Unrefined cooking oils, also known as virgin, cold-pressed oils are extracted by mechanical methods at low temperatures. They retain their natural flavors and nutrients and also maintain low smoke points.

Guide to using cooking oil

1. Heat oils below their smoke points to avoid loss of nutritional value. Oils with high smoke points are best suited for Indian cooking.

2. Use MUFA and omega-3 rich oils to maintain good heart health and reduce the risk of diabetes and hypertension.

3. Use different oils in rotation to get all types of nutrients and to derive maximum health benefits.

4. Use only recommended amounts of oils for cooking to avoid health problems.

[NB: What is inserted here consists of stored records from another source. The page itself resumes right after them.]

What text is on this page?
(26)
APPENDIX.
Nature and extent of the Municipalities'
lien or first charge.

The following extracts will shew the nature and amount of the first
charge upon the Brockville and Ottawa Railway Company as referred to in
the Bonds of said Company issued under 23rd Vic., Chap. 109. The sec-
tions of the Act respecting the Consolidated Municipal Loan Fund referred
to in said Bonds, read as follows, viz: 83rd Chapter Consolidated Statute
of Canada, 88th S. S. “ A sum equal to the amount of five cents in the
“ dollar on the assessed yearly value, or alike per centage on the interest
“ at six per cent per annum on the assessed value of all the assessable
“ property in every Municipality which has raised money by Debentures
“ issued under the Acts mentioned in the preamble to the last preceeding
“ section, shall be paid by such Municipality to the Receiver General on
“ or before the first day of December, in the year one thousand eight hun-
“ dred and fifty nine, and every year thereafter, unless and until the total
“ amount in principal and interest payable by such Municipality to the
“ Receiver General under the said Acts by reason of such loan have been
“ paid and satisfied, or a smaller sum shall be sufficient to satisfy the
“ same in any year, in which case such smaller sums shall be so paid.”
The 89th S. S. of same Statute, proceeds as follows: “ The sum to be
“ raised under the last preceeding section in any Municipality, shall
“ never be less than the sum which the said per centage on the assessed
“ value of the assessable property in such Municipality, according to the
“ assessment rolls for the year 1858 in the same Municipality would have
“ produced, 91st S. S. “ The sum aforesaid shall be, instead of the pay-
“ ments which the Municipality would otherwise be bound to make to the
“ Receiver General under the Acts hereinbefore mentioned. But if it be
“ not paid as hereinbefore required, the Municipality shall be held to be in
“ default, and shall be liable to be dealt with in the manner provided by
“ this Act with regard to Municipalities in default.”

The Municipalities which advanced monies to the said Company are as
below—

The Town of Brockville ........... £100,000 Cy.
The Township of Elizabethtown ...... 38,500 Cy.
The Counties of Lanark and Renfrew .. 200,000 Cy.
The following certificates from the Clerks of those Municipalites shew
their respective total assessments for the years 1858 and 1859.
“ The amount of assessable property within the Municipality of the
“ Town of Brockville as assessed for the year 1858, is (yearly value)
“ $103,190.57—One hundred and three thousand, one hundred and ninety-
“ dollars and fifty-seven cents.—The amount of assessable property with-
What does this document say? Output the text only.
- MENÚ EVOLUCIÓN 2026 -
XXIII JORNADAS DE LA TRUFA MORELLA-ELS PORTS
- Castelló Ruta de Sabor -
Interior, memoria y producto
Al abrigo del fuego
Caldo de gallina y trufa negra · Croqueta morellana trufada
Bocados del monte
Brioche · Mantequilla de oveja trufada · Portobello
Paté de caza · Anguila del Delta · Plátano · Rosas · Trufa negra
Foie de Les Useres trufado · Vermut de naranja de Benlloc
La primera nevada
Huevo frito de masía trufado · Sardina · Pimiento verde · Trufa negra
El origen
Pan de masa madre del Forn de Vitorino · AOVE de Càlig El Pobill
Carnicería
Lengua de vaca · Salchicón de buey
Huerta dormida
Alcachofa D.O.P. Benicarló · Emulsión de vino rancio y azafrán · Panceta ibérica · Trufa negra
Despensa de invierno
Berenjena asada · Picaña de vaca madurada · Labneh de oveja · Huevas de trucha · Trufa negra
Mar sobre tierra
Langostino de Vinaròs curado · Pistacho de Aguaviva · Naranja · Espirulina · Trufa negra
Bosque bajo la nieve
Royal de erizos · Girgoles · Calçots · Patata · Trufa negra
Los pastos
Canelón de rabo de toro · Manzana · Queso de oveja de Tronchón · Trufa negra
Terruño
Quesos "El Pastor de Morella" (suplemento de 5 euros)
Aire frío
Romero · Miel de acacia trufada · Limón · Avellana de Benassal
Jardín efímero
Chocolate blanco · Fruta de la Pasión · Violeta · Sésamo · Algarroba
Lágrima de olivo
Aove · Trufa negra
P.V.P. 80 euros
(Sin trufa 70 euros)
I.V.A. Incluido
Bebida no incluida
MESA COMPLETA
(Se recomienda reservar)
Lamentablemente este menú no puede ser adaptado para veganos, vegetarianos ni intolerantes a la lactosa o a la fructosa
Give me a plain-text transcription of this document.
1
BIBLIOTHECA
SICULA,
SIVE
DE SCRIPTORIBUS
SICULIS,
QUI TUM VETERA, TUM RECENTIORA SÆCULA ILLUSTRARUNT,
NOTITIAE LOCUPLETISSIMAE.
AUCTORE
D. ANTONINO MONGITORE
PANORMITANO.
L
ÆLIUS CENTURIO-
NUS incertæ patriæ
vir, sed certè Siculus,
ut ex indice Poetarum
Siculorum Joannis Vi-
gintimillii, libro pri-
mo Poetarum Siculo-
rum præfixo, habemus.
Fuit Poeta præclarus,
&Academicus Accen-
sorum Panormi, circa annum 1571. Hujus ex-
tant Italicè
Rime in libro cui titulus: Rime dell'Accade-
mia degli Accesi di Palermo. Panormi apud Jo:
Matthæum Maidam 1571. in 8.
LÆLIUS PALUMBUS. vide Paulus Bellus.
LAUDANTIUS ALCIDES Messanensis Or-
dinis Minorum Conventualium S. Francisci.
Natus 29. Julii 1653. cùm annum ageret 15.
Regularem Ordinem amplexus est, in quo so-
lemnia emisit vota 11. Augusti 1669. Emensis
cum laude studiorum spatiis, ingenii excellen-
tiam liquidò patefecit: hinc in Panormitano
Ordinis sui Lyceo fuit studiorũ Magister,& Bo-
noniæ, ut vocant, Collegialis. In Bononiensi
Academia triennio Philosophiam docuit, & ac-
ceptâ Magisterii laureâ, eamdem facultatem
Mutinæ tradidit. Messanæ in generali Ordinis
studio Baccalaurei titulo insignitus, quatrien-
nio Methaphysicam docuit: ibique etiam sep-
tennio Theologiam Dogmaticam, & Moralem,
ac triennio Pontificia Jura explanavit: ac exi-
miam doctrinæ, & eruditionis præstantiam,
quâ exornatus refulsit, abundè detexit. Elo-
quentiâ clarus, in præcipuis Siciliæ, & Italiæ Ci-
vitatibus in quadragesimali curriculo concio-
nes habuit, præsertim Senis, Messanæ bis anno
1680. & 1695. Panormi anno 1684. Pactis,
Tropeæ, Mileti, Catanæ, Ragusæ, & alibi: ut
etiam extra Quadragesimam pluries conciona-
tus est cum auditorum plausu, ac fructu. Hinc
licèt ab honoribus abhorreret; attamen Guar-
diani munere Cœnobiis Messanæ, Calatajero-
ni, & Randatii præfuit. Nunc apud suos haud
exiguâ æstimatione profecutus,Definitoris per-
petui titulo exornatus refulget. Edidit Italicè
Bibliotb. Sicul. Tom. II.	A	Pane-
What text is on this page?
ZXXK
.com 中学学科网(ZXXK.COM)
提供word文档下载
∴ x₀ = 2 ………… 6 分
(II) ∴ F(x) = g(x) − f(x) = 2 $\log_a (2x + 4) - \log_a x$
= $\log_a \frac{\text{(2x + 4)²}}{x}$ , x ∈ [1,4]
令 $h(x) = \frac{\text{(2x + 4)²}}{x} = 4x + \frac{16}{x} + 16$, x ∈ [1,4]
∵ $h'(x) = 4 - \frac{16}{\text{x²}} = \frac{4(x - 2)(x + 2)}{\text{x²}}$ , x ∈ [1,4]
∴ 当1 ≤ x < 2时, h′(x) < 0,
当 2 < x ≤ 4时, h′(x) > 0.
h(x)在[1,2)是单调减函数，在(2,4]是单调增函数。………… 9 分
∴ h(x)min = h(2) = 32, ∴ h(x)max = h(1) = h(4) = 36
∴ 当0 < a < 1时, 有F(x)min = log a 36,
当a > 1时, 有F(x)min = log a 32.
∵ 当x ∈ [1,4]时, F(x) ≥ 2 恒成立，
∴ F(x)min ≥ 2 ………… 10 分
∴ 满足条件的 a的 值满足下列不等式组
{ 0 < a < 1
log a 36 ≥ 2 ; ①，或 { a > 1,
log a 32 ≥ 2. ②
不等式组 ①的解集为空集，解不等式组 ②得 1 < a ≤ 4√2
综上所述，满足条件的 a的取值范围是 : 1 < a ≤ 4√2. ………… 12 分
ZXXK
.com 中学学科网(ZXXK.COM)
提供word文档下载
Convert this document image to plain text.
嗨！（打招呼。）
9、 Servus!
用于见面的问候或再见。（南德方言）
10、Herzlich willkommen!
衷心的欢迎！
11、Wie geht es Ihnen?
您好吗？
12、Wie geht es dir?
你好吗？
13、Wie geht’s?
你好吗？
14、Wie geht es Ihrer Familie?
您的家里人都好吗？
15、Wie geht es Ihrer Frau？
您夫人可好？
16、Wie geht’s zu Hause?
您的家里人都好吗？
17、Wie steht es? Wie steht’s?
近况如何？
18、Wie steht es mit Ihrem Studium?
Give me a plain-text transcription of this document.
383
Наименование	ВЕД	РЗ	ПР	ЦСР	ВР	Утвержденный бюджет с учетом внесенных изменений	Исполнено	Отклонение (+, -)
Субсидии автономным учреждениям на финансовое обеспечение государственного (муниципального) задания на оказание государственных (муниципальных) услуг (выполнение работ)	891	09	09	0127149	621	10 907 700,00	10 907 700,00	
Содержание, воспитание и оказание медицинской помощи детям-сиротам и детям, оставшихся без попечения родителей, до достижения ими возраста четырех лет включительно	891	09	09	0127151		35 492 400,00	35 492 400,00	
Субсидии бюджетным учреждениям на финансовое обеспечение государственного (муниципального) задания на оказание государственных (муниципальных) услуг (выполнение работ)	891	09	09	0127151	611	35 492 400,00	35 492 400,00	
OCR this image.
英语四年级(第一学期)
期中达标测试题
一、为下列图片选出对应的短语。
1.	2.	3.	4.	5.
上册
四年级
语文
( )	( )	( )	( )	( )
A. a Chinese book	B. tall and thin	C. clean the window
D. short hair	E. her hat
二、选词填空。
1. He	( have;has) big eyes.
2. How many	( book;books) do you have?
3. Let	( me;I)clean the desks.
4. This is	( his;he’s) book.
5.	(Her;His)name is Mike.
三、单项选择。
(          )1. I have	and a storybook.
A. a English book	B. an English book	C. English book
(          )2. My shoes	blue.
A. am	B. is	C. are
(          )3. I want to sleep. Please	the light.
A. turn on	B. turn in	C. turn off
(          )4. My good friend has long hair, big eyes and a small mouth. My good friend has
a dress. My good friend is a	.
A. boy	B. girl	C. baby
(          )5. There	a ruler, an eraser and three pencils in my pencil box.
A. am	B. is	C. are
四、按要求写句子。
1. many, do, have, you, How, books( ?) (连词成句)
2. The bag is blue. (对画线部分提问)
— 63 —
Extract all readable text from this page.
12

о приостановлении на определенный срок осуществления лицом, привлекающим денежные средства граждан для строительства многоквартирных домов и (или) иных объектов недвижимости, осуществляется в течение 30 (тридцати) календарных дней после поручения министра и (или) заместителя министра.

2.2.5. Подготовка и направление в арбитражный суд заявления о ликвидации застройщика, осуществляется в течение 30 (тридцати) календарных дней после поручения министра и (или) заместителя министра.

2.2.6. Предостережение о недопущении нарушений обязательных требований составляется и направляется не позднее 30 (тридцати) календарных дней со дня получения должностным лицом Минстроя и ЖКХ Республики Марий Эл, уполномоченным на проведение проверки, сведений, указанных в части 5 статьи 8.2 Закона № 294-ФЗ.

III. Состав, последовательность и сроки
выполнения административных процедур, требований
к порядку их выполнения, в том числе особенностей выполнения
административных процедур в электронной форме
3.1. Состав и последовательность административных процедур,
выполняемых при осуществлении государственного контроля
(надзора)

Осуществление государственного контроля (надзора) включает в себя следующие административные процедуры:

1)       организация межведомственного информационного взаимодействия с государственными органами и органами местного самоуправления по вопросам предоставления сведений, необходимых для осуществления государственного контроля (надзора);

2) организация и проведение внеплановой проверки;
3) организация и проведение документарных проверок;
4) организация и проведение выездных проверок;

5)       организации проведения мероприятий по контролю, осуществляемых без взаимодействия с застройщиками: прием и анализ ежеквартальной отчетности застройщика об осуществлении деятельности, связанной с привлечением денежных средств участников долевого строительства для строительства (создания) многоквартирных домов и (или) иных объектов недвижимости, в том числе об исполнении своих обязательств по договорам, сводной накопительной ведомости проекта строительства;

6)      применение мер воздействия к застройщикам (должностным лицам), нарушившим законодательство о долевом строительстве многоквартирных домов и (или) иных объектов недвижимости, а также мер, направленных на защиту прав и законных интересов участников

5. Choose mostly unrefined oils to gain maximum nutrition and flavor, and to avoid harmful TFAs.

References
1. Dorni C, Sharma P, Saikia G, et al. Fatty acid profile of edible oils and fats consumed in India. Food Chem 2018; 238: 9–15.
2. DiNicolantonio JJ, O’Keefe JH. Importance of maintaining a low omega-6/omega-3 ratio for reducing inflammation. Open Heart 2018; 5: e000946.
3. Chatterjee P, Fernando M, Fernando B, et al. Potential of coconut oil and medium chain triglycerides in the prevention and treatment of Alzheimer’s disease. Mech Ageing Dev 2020; 186: 111209.
4. Mishra S and Manchanda SC. Cooking oils for heart health. Journal of Preventive Cardiology 2012; 1: 123–131.
5. Narasimhan S, Nagarajan L, Vaidya R, et al. Dietary fat intake and its association with risk of selected components of the metabolic syndrome among rural South Indians. Indian J Endocrinol Metab 2016; 20: 47–54.